O geólogo João Baptista fez hoje um desafio aos alunos da Escola Secundária de Jaime Moniz, a convite da Coordenação das Atividades de Complemento e Enriquecimento Curricular: “Vamos cuidar da mãe natureza como cuidamos o nosso telemóvel».

Segundo este ambientalista, os jovens estão sistematicamente atentos ao seu telemóvel. Idêntica atitude deverão ter em relação ao planeta, cuidando e defendendo.

Segundo o investigador da Universidade de Aveiro, urge mudar o paradigma das mentalidades no sentido de pensar localmente e agir globalmente; ter a capacidade de salvaguardar a vida e promover o equilíbrio homem/natureza”.

Numa abordagem prévia, o investigador aludiu ao Papa Francisco: “O grau de progresso de uma civilização mede-se precisamente pela capacidade de salvaguardar a vida, sobretudo nas suas fases mais frágeis, mais do que pela difusão de instrumentos tecnológicos”.

Numa retrospetiva ao que tem acontecido na última década, o preletor referiu uma série de doenças (dengue), pragas, incêndios, erosão da praia do Porto Santo, escorregamentos, áreas inundadas nas aluviões… Tudo exemplos concretos de ocorrências sobretudo na ilha da Madeira. Daí que o investigador fale na “fragilidade da Casa Comum. A Mãe Natureza reage sempre às perturbações a que é submetida para se manter em equilíbrio. A nossa Casa Comum está doente e a precisar de cuidados intensivos».

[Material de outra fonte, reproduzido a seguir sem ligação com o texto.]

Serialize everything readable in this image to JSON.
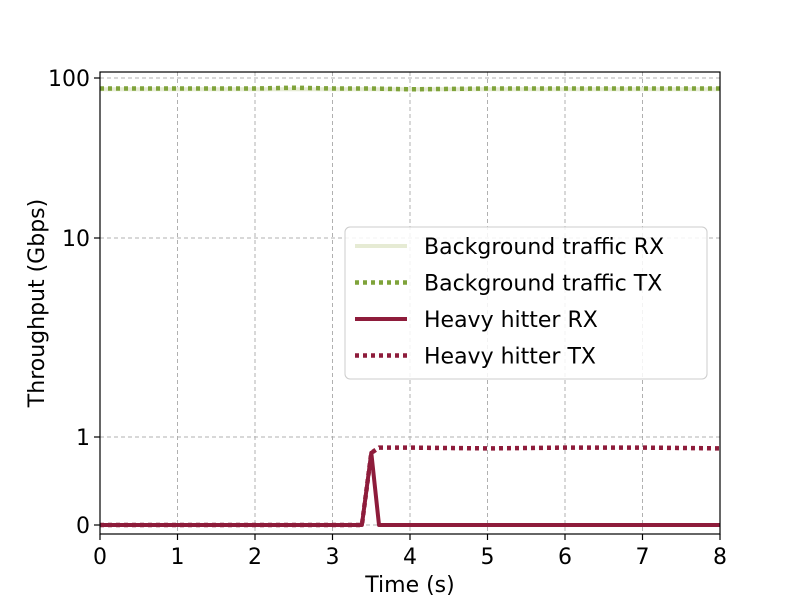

Outro tópico de abordagem foi o de saber “como cuidar, proteger e valorizar a nossa Casa Comum”. Neste aspeto, sustentou: «Uma região rica é aquela que conhece, protege e valoriza os seus recursos naturais”.

Por fim, aludiu à “Pegada Ecológica – Quantidade de recursos naturais utilizados pelo homem num determinado espaço para manter o estilo de vida”.

O “Novo Compromisso”, na esteira do Papa Francisco, na “Laudato Si”, é a emergência de “cuidar da Nossa Casa Comum”, uma responsabilidade de todos.